"I haven't really got much get up and go. I can't believe I'm on the telly. I'm so lazy"
About this Quote
Self-deprecation can be a shield, a punchline, and a status play all at once, and Allan Carr squeezes all three into a few ungainly sentences. “I haven’t really got much get up and go” opens with the kind of homespun phrase that sounds like someone talking to a neighbor, not an audience. It’s an anti-introduction: he refuses the myth of the driven auteur before anyone can impose it on him. Then comes the pivot: “I can’t believe I’m on the telly.” That line isn’t just surprise, it’s class-coded disbelief at crossing a cultural threshold. Television here functions as a public coronation, and Carr treats it like an accident.
The last beat, “I’m so lazy,” is the most strategic. It’s not confession so much as preemptive disarmament. By calling himself lazy, Carr controls the narrative around his persona: if critics or interviewers want to puncture the ego of a director, he’s already done it for them. There’s also a sly acknowledgment of the machinery behind screen success. Directing is collaborative, industrial, exhausting; claiming “laziness” can be a way to imply that the real feat is surviving the apparatus, not romanticizing it.
Context matters: a director on TV is being asked to perform charisma, to become a face. Carr’s line resists that demand. He keeps the focus on the absurdity of visibility, not the nobility of ambition. The comedy lands because it’s insecure and knowing at the same time: a working professional pretending to be astonished by his own legitimacy, just to remind you how weird celebrity still is.
The last beat, “I’m so lazy,” is the most strategic. It’s not confession so much as preemptive disarmament. By calling himself lazy, Carr controls the narrative around his persona: if critics or interviewers want to puncture the ego of a director, he’s already done it for them. There’s also a sly acknowledgment of the machinery behind screen success. Directing is collaborative, industrial, exhausting; claiming “laziness” can be a way to imply that the real feat is surviving the apparatus, not romanticizing it.

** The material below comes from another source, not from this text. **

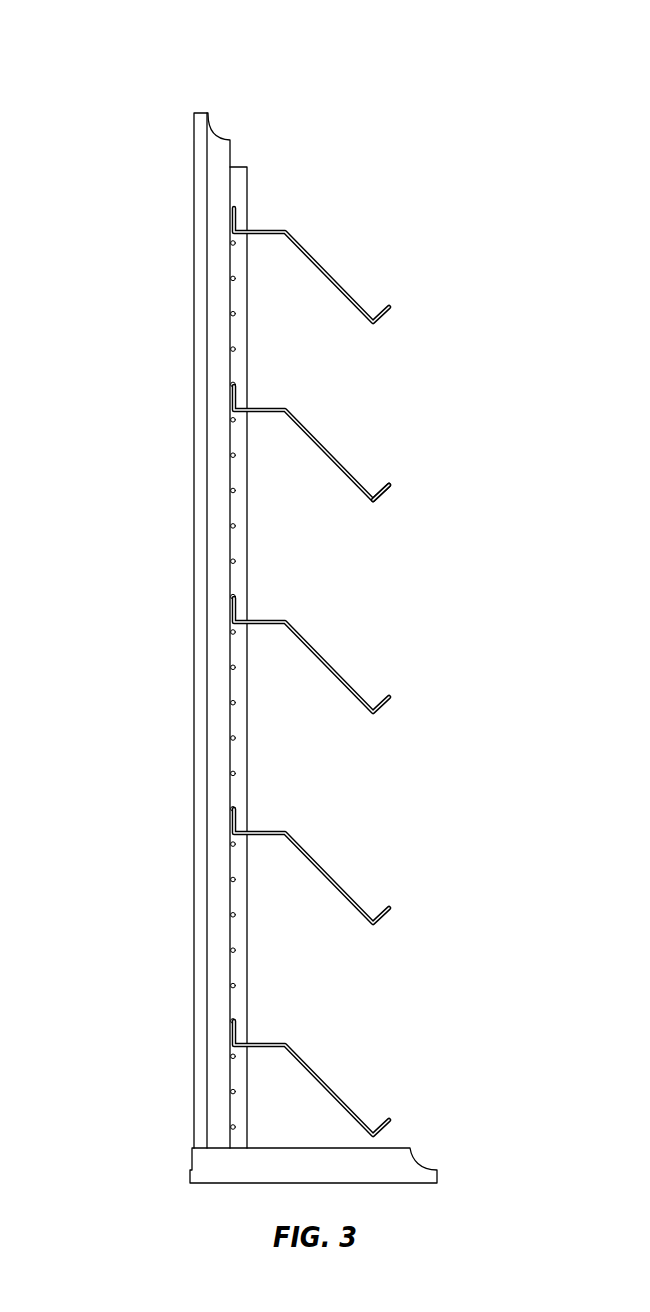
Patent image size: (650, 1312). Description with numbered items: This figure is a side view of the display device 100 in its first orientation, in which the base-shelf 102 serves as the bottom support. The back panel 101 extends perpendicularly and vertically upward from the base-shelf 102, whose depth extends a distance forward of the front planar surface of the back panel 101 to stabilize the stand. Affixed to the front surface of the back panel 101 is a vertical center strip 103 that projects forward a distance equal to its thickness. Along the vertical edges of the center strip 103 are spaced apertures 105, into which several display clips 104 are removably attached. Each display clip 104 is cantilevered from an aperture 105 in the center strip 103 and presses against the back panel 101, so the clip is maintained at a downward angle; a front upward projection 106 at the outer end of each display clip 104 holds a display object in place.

Context matters: a director on TV is being asked to perform charisma, to become a face. Carr’s line resists that demand. He keeps the focus on the absurdity of visibility, not the nobility of ambition. The comedy lands because it’s insecure and knowing at the same time: a working professional pretending to be astonished by his own legitimacy, just to remind you how weird celebrity still is.